Le fonti di ispirazioni di questa pellicola comunque sono molteplici. Si tratta di una storia che immagina un futuro distopico, proprio come le storie della fondamentale serie britannica Black Mirror, così come anche del recente Antiviral di Brandon Cronenberg. Una vicenda ambientata in Russia che parte da uno spunto nemmeno troppo fantascientifico: le catene di fast food in crisi a causa della moda della malsana moda del mangiar sano decidono di allearsi per far riprendere quota alle loro aziende e far trionfare di nuovo il junk food. Per farlo, si rivolgono a un guru del marketing che realizza una campagna non convenzionale particolarmente aggressiva. In pratica, si impegna a far diventare cool l’essere grassi: fat is the new black. Se sei grasso, sei fico. Un ribaltamento dell’attuale società dell’immagine basata sul magro è bello.
"Pronto, parlo con la Leelee del passato? Sono la Leelee del futuro. Non accettare la parte in Eyes Wide Shut, che finirai a fare filmetti come questo..." |
Qui entrano in gioco i nostri due protagonisti del film. L’anonimo Ed Stoppard, davvero poco convincente, e Leelee Sobieski, attrice lanciatissima a fine anni Novanta/primi Anni Zero grazie a pellicole come Deep Impact, Mai stata baciata, Prigione di vetro, Radio Killer, e con all’attivo persino un’apparizione nell’Eyes Wide Shut di Mastro Kubrick, e poi sparita nel nulla puf. Questo Branded credo non potrà aiutarla un granché a risollevare le quotazioni del suo brand, però non se la cava male. I nostri due protagonisti sono gli organizzatori di un reality-show su una tipa cicciotta che si sottopone a degli interventi di chirurgia plastica per dimagrire, una versione russa di extreme makeover o di, come si chiamava quel programma su Italia 1 con Platinette e la Pivetti?
Ah già, Bisturi!
Inconsapevoli, i due insieme al loro reality diventano però le vittime del complotto di cui parlavamo sopra ordito dalle perfide compagnie di fast-food.

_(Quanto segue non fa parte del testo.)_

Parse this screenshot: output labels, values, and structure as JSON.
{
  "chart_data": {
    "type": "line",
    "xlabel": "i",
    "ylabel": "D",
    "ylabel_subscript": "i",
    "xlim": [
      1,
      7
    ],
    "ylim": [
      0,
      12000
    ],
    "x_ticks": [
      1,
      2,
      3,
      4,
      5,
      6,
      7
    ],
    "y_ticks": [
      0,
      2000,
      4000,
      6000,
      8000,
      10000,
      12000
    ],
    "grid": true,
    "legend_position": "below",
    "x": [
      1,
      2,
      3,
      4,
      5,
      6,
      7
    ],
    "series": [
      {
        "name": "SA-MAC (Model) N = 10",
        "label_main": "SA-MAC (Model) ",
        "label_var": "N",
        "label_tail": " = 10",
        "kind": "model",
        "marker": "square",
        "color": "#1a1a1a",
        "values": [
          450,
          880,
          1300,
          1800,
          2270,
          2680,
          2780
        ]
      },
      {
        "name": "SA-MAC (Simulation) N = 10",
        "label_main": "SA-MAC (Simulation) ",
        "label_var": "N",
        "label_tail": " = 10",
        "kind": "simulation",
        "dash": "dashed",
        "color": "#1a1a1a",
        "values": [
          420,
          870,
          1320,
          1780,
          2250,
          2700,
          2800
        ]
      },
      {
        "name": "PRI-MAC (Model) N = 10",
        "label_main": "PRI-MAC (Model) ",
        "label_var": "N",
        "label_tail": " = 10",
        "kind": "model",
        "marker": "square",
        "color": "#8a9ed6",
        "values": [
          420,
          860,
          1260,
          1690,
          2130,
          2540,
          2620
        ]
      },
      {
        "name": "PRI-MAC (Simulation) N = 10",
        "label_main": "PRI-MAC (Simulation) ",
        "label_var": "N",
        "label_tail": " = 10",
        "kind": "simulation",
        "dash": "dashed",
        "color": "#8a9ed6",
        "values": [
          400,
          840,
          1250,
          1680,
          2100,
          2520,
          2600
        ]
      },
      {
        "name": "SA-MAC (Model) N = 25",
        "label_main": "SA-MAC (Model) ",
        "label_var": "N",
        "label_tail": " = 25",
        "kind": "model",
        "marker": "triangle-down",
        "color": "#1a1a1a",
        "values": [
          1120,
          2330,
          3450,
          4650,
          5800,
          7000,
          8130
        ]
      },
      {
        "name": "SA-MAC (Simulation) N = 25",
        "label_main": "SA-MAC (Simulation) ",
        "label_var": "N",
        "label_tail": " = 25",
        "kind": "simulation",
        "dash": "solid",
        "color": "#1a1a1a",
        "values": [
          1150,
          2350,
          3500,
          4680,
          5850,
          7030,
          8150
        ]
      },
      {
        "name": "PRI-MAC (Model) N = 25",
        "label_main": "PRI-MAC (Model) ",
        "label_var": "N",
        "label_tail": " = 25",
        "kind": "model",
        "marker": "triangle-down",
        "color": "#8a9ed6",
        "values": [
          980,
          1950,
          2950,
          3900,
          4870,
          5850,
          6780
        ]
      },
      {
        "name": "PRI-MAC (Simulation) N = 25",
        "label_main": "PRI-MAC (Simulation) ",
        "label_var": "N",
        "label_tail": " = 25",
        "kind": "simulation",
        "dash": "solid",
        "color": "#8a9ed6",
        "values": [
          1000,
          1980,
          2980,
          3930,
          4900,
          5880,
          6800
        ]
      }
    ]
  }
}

"Si vabbè, Leelee del futuro, ma va da via el cù" |
In questa prima parte il film riesce a intrigare, non ai livelli di un episodio di Black Mirror, però comunque riesce a essere piuttosto avvincente. Nella seconda, di cui non sto a spoilerarvi troppo, la storia prende una brutta piega e la sceneggiatura non sembra più dove andare a parare. In soccorso viene allora Essi vivono. In maniera analoga a quanto succedeva nel film di John Carpenter, anche qui il protagonista vede la realtà per come è davvero, e senza nemmeno bisogno degli occhialini. A livello visivo, non ci siamo però assolutamente. Laddove in Essi vivono il protagonista vedeva quegli scheletrini zombie simpatici e inquietanti allo stesso tempo, qui in Branded il protagonista vede dei mostri gommosi sopra le teste delle persone. Una specie di scopiazzatura mal riuscita delle protuberanze temporali che vedeva Donnie Darko.

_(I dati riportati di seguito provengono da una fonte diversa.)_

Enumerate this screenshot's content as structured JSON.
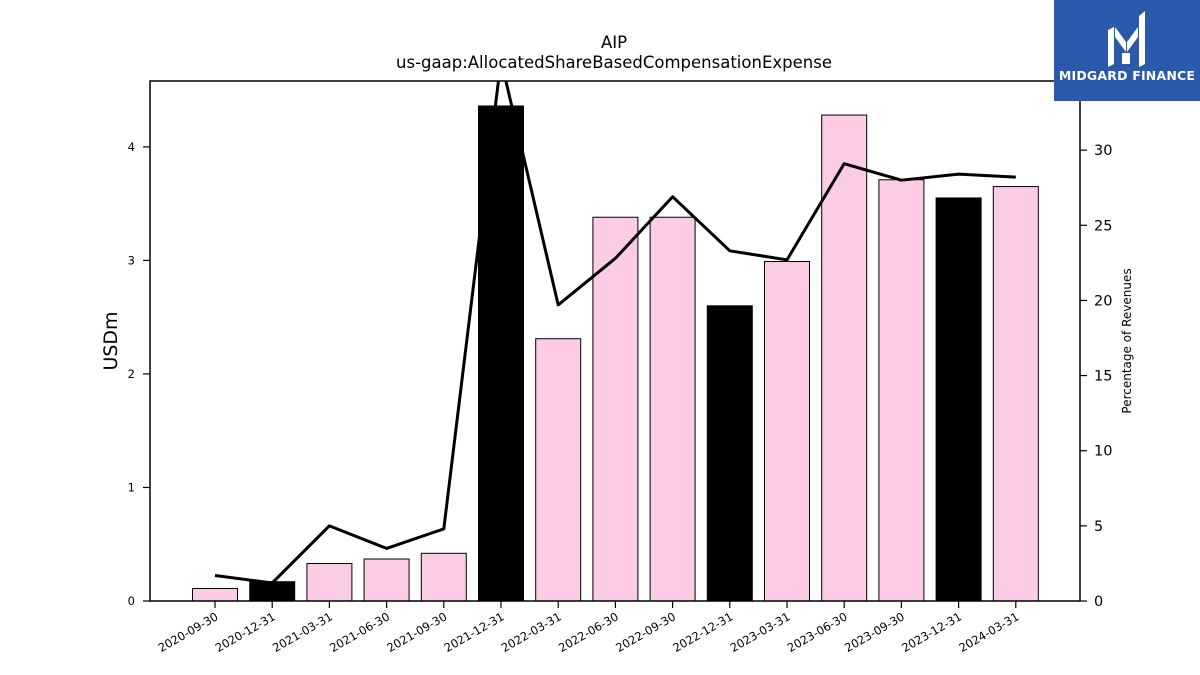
{
  "chart_data": {
    "type": "bar",
    "title": "AIP",
    "subtitle": "us-gaap:AllocatedShareBasedCompensationExpense",
    "ylabel": "USDm",
    "y2label": "Percentage of Revenues",
    "categories": [
      "2020-09-30",
      "2020-12-31",
      "2021-03-31",
      "2021-06-30",
      "2021-09-30",
      "2021-12-31",
      "2022-03-31",
      "2022-06-30",
      "2022-09-30",
      "2022-12-31",
      "2023-03-31",
      "2023-06-30",
      "2023-09-30",
      "2023-12-31",
      "2024-03-31"
    ],
    "series": [
      {
        "values": [
          0.11,
          0.17,
          0.33,
          0.37,
          0.42,
          4.36,
          2.31,
          3.38,
          3.38,
          2.6,
          2.99,
          4.28,
          3.71,
          3.55,
          3.65
        ],
        "colors": [
          "#fccce6",
          "#000000",
          "#fccce6",
          "#fccce6",
          "#fccce6",
          "#000000",
          "#fccce6",
          "#fccce6",
          "#fccce6",
          "#000000",
          "#fccce6",
          "#fccce6",
          "#fccce6",
          "#000000",
          "#fccce6"
        ]
      },
      {
        "axis": "right",
        "values": [
          1.7,
          1.2,
          5.0,
          3.5,
          4.8,
          36.0,
          19.7,
          22.8,
          26.9,
          23.3,
          22.7,
          29.1,
          28.0,
          28.4,
          28.2
        ]
      }
    ],
    "ylim": [
      0,
      4.58
    ],
    "y2lim": [
      0,
      34.6
    ],
    "yticks": [
      0,
      1,
      2,
      3,
      4
    ],
    "y2ticks": [
      0,
      5,
      10,
      15,
      20,
      25,
      30
    ],
    "grid": false,
    "legend": "none"
  },
  "logo": {
    "text": "MIDGARD FINANCE",
    "color": "#2b5aad"
  }
}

I due registi Jamie Bradshaw e Aleksandr Dulerayn non riescono a essere convincenti da un punto di vista delle immagini e anche a livello di sceneggiatura la pellicola nella seconda parte deraglia sui sentieri del ridicolo. Un vero peccato, perché la sua critica al sistema capitalista, all’oppressione delle marche e al potere dei grandi brand di imporre il loro pensiero sulle persone possedeva un buon potenziale. Però tra tematiche alla No logo di Naomi Klein, citazioni che sconfinano in una brutta copia di Essi vivono e una parte finale pessima, tutte le buone idee vengono buttate all’aria.

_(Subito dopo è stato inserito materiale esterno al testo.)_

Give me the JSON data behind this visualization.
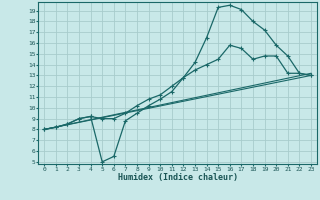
{
  "xlabel": "Humidex (Indice chaleur)",
  "bg_color": "#c8e8e8",
  "grid_color": "#a8cccc",
  "line_color": "#1a6868",
  "xlim": [
    -0.5,
    23.5
  ],
  "ylim": [
    4.8,
    19.8
  ],
  "xticks": [
    0,
    1,
    2,
    3,
    4,
    5,
    6,
    7,
    8,
    9,
    10,
    11,
    12,
    13,
    14,
    15,
    16,
    17,
    18,
    19,
    20,
    21,
    22,
    23
  ],
  "yticks": [
    5,
    6,
    7,
    8,
    9,
    10,
    11,
    12,
    13,
    14,
    15,
    16,
    17,
    18,
    19
  ],
  "line1_x": [
    0,
    1,
    2,
    3,
    4,
    5,
    6,
    7,
    8,
    9,
    10,
    11,
    12,
    13,
    14,
    15,
    16,
    17,
    18,
    19,
    20,
    21,
    22,
    23
  ],
  "line1_y": [
    8.0,
    8.2,
    8.5,
    9.0,
    9.2,
    5.0,
    5.5,
    8.8,
    9.5,
    10.2,
    10.8,
    11.5,
    12.8,
    14.2,
    16.5,
    19.3,
    19.5,
    19.1,
    18.0,
    17.2,
    15.8,
    14.8,
    13.2,
    13.0
  ],
  "line2_x": [
    0,
    1,
    2,
    3,
    4,
    5,
    6,
    7,
    8,
    9,
    10,
    11,
    12,
    13,
    14,
    15,
    16,
    17,
    18,
    19,
    20,
    21,
    22,
    23
  ],
  "line2_y": [
    8.0,
    8.2,
    8.5,
    9.0,
    9.2,
    9.0,
    9.0,
    9.5,
    10.2,
    10.8,
    11.2,
    12.0,
    12.8,
    13.5,
    14.0,
    14.5,
    15.8,
    15.5,
    14.5,
    14.8,
    14.8,
    13.2,
    13.2,
    13.0
  ],
  "line3_x": [
    0,
    23
  ],
  "line3_y": [
    8.0,
    13.2
  ],
  "line4_x": [
    0,
    23
  ],
  "line4_y": [
    8.0,
    13.0
  ],
  "marker_size": 2.5
}
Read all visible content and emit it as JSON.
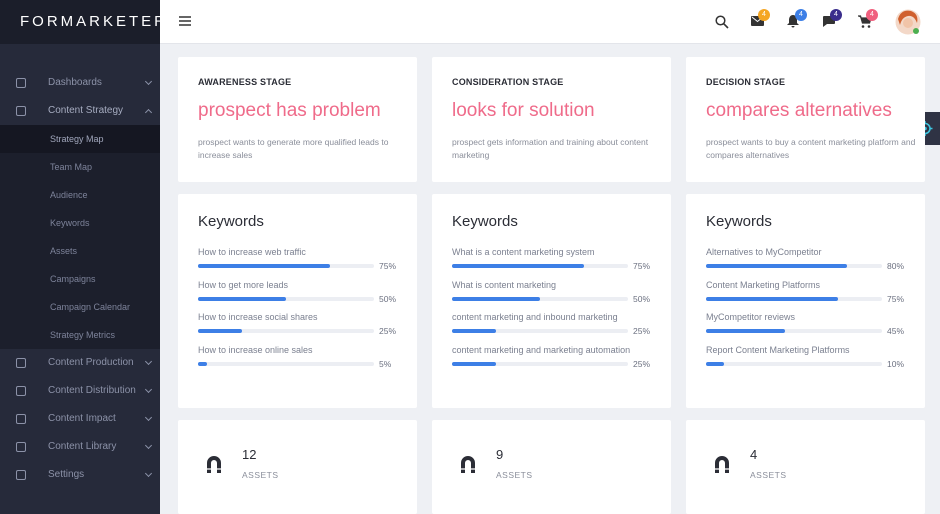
{
  "sidebar": {
    "logo": "FORMARKETER",
    "menu": [
      {
        "label": "Dashboards"
      },
      {
        "label": "Content Strategy",
        "submenu": [
          "Strategy Map",
          "Team Map",
          "Audience",
          "Keywords",
          "Assets",
          "Campaigns",
          "Campaign Calendar",
          "Strategy Metrics"
        ]
      },
      {
        "label": "Content Production"
      },
      {
        "label": "Content Distribution"
      },
      {
        "label": "Content Impact"
      },
      {
        "label": "Content Library"
      },
      {
        "label": "Settings"
      }
    ]
  },
  "topbar": {
    "badges": [
      4,
      4,
      4,
      4
    ]
  },
  "stages": [
    {
      "title": "AWARENESS STAGE",
      "headline": "prospect has problem",
      "description": "prospect wants to generate more qualified leads to increase sales"
    },
    {
      "title": "CONSIDERATION STAGE",
      "headline": "looks for solution",
      "description": "prospect gets information and training about content marketing"
    },
    {
      "title": "DECISION STAGE",
      "headline": "compares alternatives",
      "description": "prospect wants to buy a content marketing platform and compares alternatives"
    }
  ],
  "keywords": [
    {
      "title": "Keywords",
      "items": [
        {
          "text": "How to increase web traffic",
          "value": 75,
          "label": "75%"
        },
        {
          "text": "How to get more leads",
          "value": 50,
          "label": "50%"
        },
        {
          "text": "How to increase social shares",
          "value": 25,
          "label": "25%"
        },
        {
          "text": "How to increase online sales",
          "value": 5,
          "label": "5%"
        }
      ]
    },
    {
      "title": "Keywords",
      "items": [
        {
          "text": "What is a content marketing system",
          "value": 75,
          "label": "75%"
        },
        {
          "text": "What is content marketing",
          "value": 50,
          "label": "50%"
        },
        {
          "text": "content marketing and inbound marketing",
          "value": 25,
          "label": "25%"
        },
        {
          "text": "content marketing and marketing automation",
          "value": 25,
          "label": "25%"
        }
      ]
    },
    {
      "title": "Keywords",
      "items": [
        {
          "text": "Alternatives to MyCompetitor",
          "value": 80,
          "label": "80%"
        },
        {
          "text": "Content Marketing Platforms",
          "value": 75,
          "label": "75%"
        },
        {
          "text": "MyCompetitor reviews",
          "value": 45,
          "label": "45%"
        },
        {
          "text": "Report Content Marketing Platforms",
          "value": 10,
          "label": "10%"
        }
      ]
    }
  ],
  "assets": [
    {
      "count": 12,
      "label": "ASSETS"
    },
    {
      "count": 9,
      "label": "ASSETS"
    },
    {
      "count": 4,
      "label": "ASSETS"
    }
  ]
}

Per gli appassionati di marketing, pubblicità e brand management comunque una visione la merita. A livello cinematografico e narrativo è invece la classica occasione sprecata. Oltre che il promemoria di lasciar perdere i cult movie. Questo Branded nella prima parte sembrava infatti possedere la capacità di vivere una vita propria. E invece finisce per morire all'ombra di Essi vivono.